Transcribe audio and video with Whisper-WebUI

Whisper-WebUI is a browser-based speech-to-text tool for generating transcripts and subtitle files from audio, video, YouTube links, and microphone recordings. It also includes standalone tools for subtitle translation and vocal/background music separation.

Use this guide to transcribe media files on Olares, improve transcription results with optional filters, translate existing subtitle files, and separate vocals from background music when needed.

Learning objectives

In this guide, you will learn how to:

Install Whisper-WebUI on Olares.
Transcribe local files, YouTube videos, and microphone recordings.
Improve transcription results with background music removal, VAD, and speaker diarization.
Translate subtitles and separate vocals from background music.
Find generated files and handle model downloads if automatic downloads fail.

Install Whisper-WebUI

Open Market and search for "Whisper-WebUI".
Click Get, then Install, and wait for installation to complete.

After installation, you will see two icons on Launchpad:

Whisper-WebUI: The main interface for transcription, subtitle translation, and background music separation.
Whisper-WebUI Terminal: A command-line terminal for managing models.

Understand the basics

Main workflows

Whisper-WebUI includes five main tabs, which fall into two categories: transcription and standalone tools.

Tab	Type	Best for
File	Transcription	Generating subtitles for local media files, up to 500 MB.
Youtube	Transcription	Transcribing online videos via URL without downloading them manually.
Mic	Transcription	Recording and transcribing audio directly in the browser.
T2T Translation	Standalone tool	Translating existing subtitle files.
BGM Separation	Standalone tool	Exporting separate vocal and instrumental tracks.

Whisper-WebUI interface

Choose an output format

When using the transcription tabs, choose the output format based on how you plan to use the result.

Format	Best for
SRT	Standard subtitle files for video players and editors.
WebVTT	Web video subtitles and browser-based playback.
TXT	Plain text transcripts without timestamps.
LRC	Synchronized lyrics for music players and audio applications.

Choose a transcription model

For most tasks, start with large-v2. It is pre-installed and works well for general transcription.

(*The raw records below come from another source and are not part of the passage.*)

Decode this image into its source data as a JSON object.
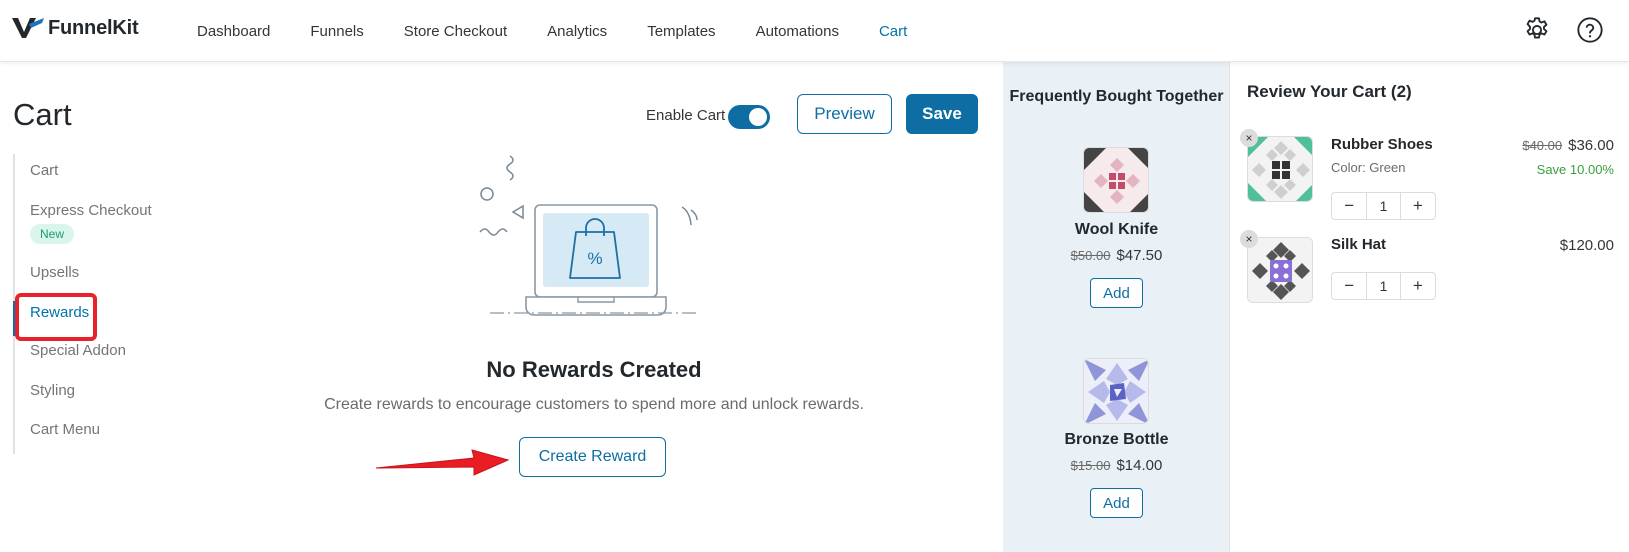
{
  "app": {
    "logo_text": "FunnelKit",
    "nav": [
      {
        "label": "Dashboard"
      },
      {
        "label": "Funnels"
      },
      {
        "label": "Store Checkout"
      },
      {
        "label": "Analytics"
      },
      {
        "label": "Templates"
      },
      {
        "label": "Automations"
      },
      {
        "label": "Cart",
        "active": true
      }
    ],
    "icons": {
      "settings": "gear-icon",
      "help": "help-icon"
    },
    "colors": {
      "accent": "#0e6ea4",
      "nav_active": "#0073aa",
      "highlight": "#e8212a",
      "panel_bg": "#e9f1f7",
      "save_text": "#3a9e3a"
    }
  },
  "page": {
    "title": "Cart",
    "sidebar": {
      "items": [
        {
          "label": "Cart"
        },
        {
          "label": "Express Checkout",
          "badge": "New"
        },
        {
          "label": "Upsells"
        },
        {
          "label": "Rewards",
          "active": true
        },
        {
          "label": "Special Addon"
        },
        {
          "label": "Styling"
        },
        {
          "label": "Cart Menu"
        }
      ]
    },
    "header": {
      "enable_label": "Enable Cart",
      "enable_on": true,
      "preview_label": "Preview",
      "save_label": "Save"
    },
    "empty_state": {
      "title": "No Rewards Created",
      "description": "Create rewards to encourage customers to spend more and unlock rewards.",
      "button_label": "Create Reward"
    }
  },
  "fbt": {
    "title": "Frequently Bought Together",
    "products": [
      {
        "name": "Wool Knife",
        "old_price": "$50.00",
        "price": "$47.50",
        "add_label": "Add"
      },
      {
        "name": "Bronze Bottle",
        "old_price": "$15.00",
        "price": "$14.00",
        "add_label": "Add"
      }
    ]
  },
  "cart": {
    "title": "Review Your Cart (2)",
    "items": [
      {
        "name": "Rubber Shoes",
        "variant": "Color: Green",
        "old_price": "$40.00",
        "price": "$36.00",
        "save": "Save 10.00%",
        "qty": "1"
      },
      {
        "name": "Silk Hat",
        "price": "$120.00",
        "qty": "1"
      }
    ],
    "remove_icon": "×",
    "minus": "−",
    "plus": "+"
  }
}
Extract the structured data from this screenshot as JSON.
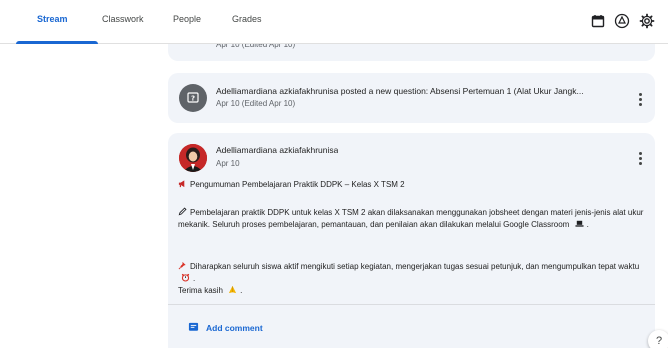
{
  "tabs": [
    {
      "label": "Stream",
      "active": true
    },
    {
      "label": "Classwork",
      "active": false
    },
    {
      "label": "People",
      "active": false
    },
    {
      "label": "Grades",
      "active": false
    }
  ],
  "toolbar_icons": [
    "calendar-icon",
    "drive-icon",
    "settings-icon"
  ],
  "previous_post": {
    "date": "Apr 10 (Edited Apr 10)"
  },
  "question_post": {
    "title": "Adelliamardiana azkiafakhrunisa posted a new question: Absensi Pertemuan 1 (Alat Ukur Jangk...",
    "date": "Apr 10 (Edited Apr 10)"
  },
  "announcement": {
    "author": "Adelliamardiana azkiafakhrunisa",
    "date": "Apr 10",
    "heading": "Pengumuman Pembelajaran Praktik DDPK – Kelas X TSM 2",
    "paragraph1": "Pembelajaran praktik DDPK untuk kelas X TSM 2 akan dilaksanakan menggunakan jobsheet dengan materi jenis-jenis alat ukur mekanik. Seluruh proses pembelajaran, pemantauan, dan penilaian akan dilakukan melalui Google Classroom",
    "paragraph2": "Diharapkan seluruh siswa aktif mengikuti setiap kegiatan, mengerjakan tugas sesuai petunjuk, dan mengumpulkan tepat waktu",
    "closing": "Terima kasih",
    "add_comment": "Add comment"
  },
  "help": "?",
  "colors": {
    "accent": "#1967d2",
    "card_bg": "#f1f4f9"
  }
}
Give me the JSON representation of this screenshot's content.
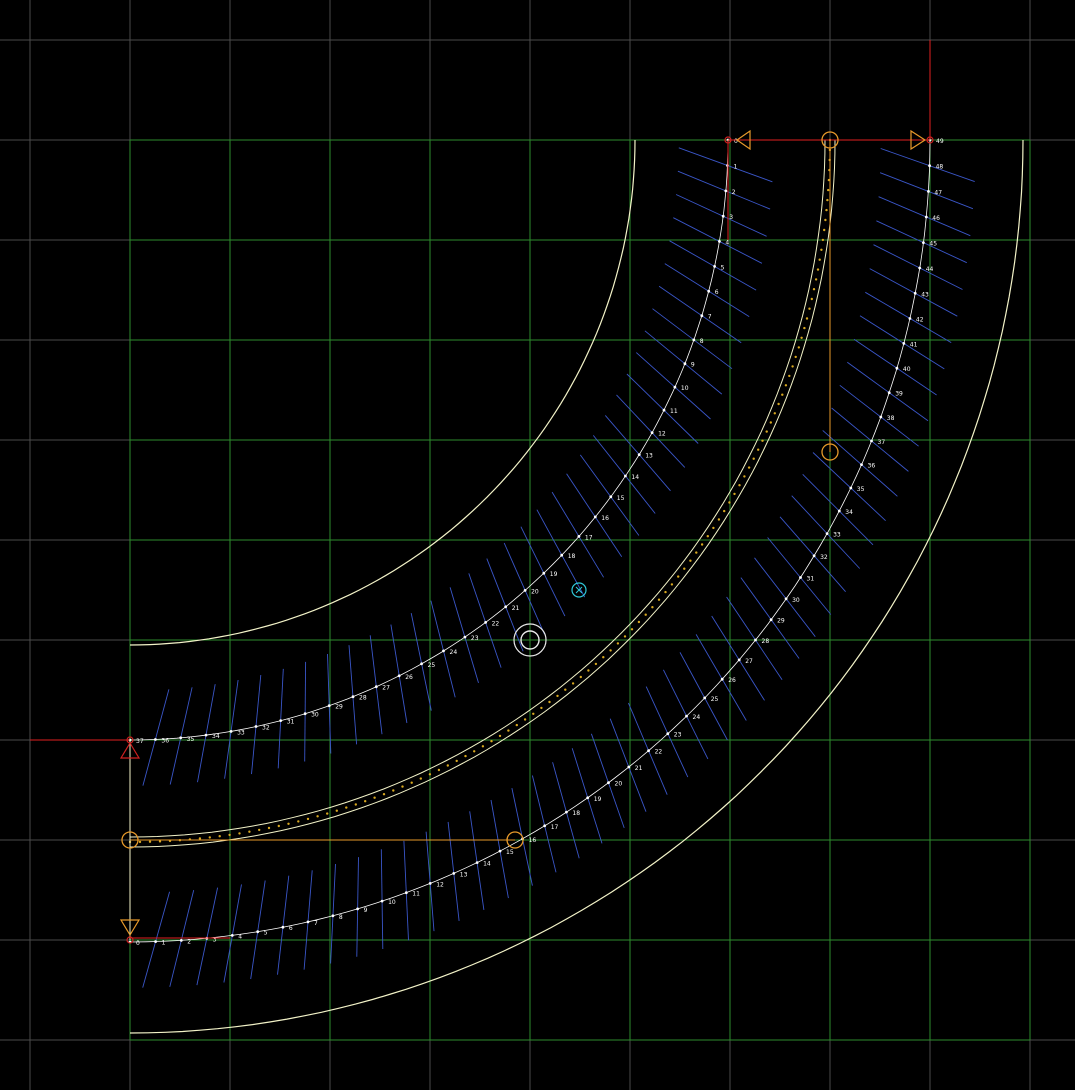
{
  "colors": {
    "background": "#000000",
    "grid_minor": "#4a4a4a",
    "grid_major": "#2e8b2e",
    "outline": "#f3f3c8",
    "centerline": "#ffffff",
    "tick": "#3a56c8",
    "axis_red": "#e02020",
    "marker_orange": "#e89a2a",
    "marker_red": "#d02020",
    "target_cyan": "#30c8d8",
    "ring": "#e8e8e8",
    "lane_divider": "#f3f3c8",
    "lane_dots": "#d8a820"
  },
  "icons": {
    "pivot": "concentric-ring-icon",
    "target": "crosshair-circle-icon",
    "endpoint": "circle-marker-icon",
    "direction": "triangle-arrow-icon"
  },
  "lanes": {
    "inner": {
      "node_labels": [
        "0",
        "1",
        "2",
        "3",
        "4",
        "5",
        "6",
        "7",
        "8",
        "9",
        "10",
        "11",
        "12",
        "13",
        "14",
        "15",
        "16",
        "17",
        "18",
        "19",
        "20",
        "21",
        "22",
        "23",
        "24",
        "25",
        "26",
        "27",
        "28",
        "29",
        "30",
        "31",
        "32",
        "33",
        "34",
        "35",
        "36",
        "37"
      ]
    },
    "outer": {
      "node_labels": [
        "0",
        "1",
        "2",
        "3",
        "4",
        "5",
        "6",
        "7",
        "8",
        "9",
        "10",
        "11",
        "12",
        "13",
        "14",
        "15",
        "16",
        "17",
        "18",
        "19",
        "20",
        "21",
        "22",
        "23",
        "24",
        "25",
        "26",
        "27",
        "28",
        "29",
        "30",
        "31",
        "32",
        "33",
        "34",
        "35",
        "36",
        "37",
        "38",
        "39",
        "40",
        "41",
        "42",
        "43",
        "44",
        "45",
        "46",
        "47",
        "48",
        "49"
      ]
    }
  }
}
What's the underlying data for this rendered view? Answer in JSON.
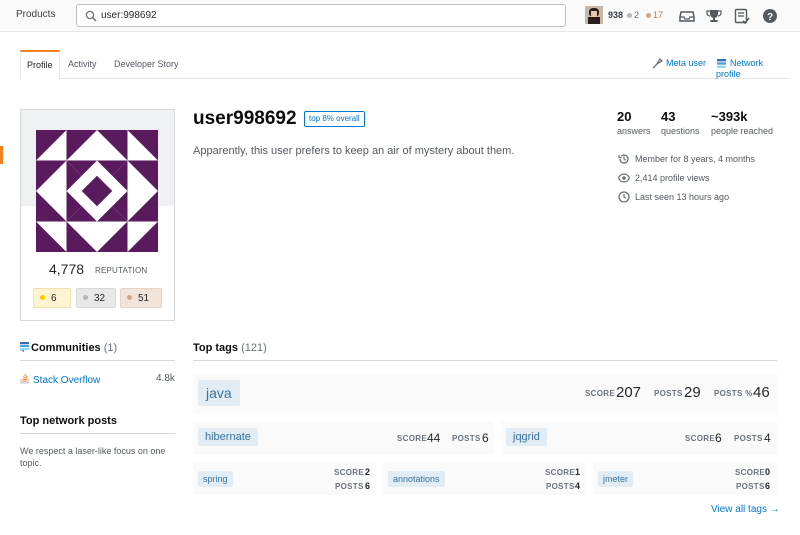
{
  "topbar": {
    "products_label": "Products",
    "search_value": "user:998692",
    "reputation": "938",
    "silver_count": "2",
    "bronze_count": "17",
    "icons": [
      "inbox-icon",
      "achievements-icon",
      "review-icon",
      "help-icon"
    ]
  },
  "tabs": {
    "items": [
      "Profile",
      "Activity",
      "Developer Story"
    ],
    "meta_user": "Meta user",
    "network_profile": "Network profile"
  },
  "card": {
    "reputation": "4,778",
    "reputation_label": "REPUTATION",
    "gold": "6",
    "silver": "32",
    "bronze": "51"
  },
  "user": {
    "name": "user998692",
    "top_badge": "top 8% overall",
    "about": "Apparently, this user prefers to keep an air of mystery about them."
  },
  "stats": {
    "answers": "20",
    "answers_label": "answers",
    "questions": "43",
    "questions_label": "questions",
    "people": "~393k",
    "people_label": "people reached",
    "member_for": "Member for 8 years, 4 months",
    "profile_views": "2,414 profile views",
    "last_seen": "Last seen 13 hours ago"
  },
  "communities": {
    "title": "Communities",
    "count": "(1)",
    "site": "Stack Overflow",
    "site_rep": "4.8k"
  },
  "network_posts": {
    "title": "Top network posts",
    "text": "We respect a laser-like focus on one topic."
  },
  "top_tags": {
    "title": "Top tags",
    "count": "(121)",
    "score_label": "SCORE",
    "posts_label": "POSTS",
    "posts_pct_label": "POSTS %",
    "java": {
      "name": "java",
      "score": "207",
      "posts": "29",
      "posts_pct": "46"
    },
    "hibernate": {
      "name": "hibernate",
      "score": "44",
      "posts": "6"
    },
    "jqgrid": {
      "name": "jqgrid",
      "score": "6",
      "posts": "4"
    },
    "spring": {
      "name": "spring",
      "score": "2",
      "posts": "6"
    },
    "annotations": {
      "name": "annotations",
      "score": "1",
      "posts": "4"
    },
    "jmeter": {
      "name": "jmeter",
      "score": "0",
      "posts": "6"
    },
    "view_all": "View all tags →"
  },
  "colors": {
    "accent": "#f48024",
    "link": "#0077cc",
    "identicon": "#5a1a5e",
    "gold": "#ffcc01",
    "silver": "#b4b8bc",
    "bronze": "#d1a684"
  }
}
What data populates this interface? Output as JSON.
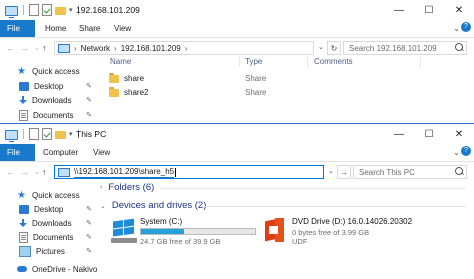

Change the model when you need a different balance between speed, accuracy, and resource usage:

Need	Recommended model	Notes
Faster processing	`small` or `medium`	Use when large models are too slow. Accuracy may be lower.
Lowest resource usage	`tiny` or `base`	Use only for quick tests or simple audio. Accuracy is limited.
Higher accuracy	`large-v3`	Better for complex, noisy, or non-English audio, but uses more resources.
Faster large-model transcription	`large-v3-turbo`	Faster than `large-v3`, with some accuracy tradeoff.
English-only audio	Models ending in `.en`	Use only when the source audio is English.

First-time downloads

Only large-v2 is pre-installed. Other models are downloaded automatically the first time you select them. The download may take some time, depending on your network and the model size.

Transcribe audio and video

The File, Youtube, and Mic tabs follow the same transcription workflow and share core settings such as model, language, output format, and advanced settings.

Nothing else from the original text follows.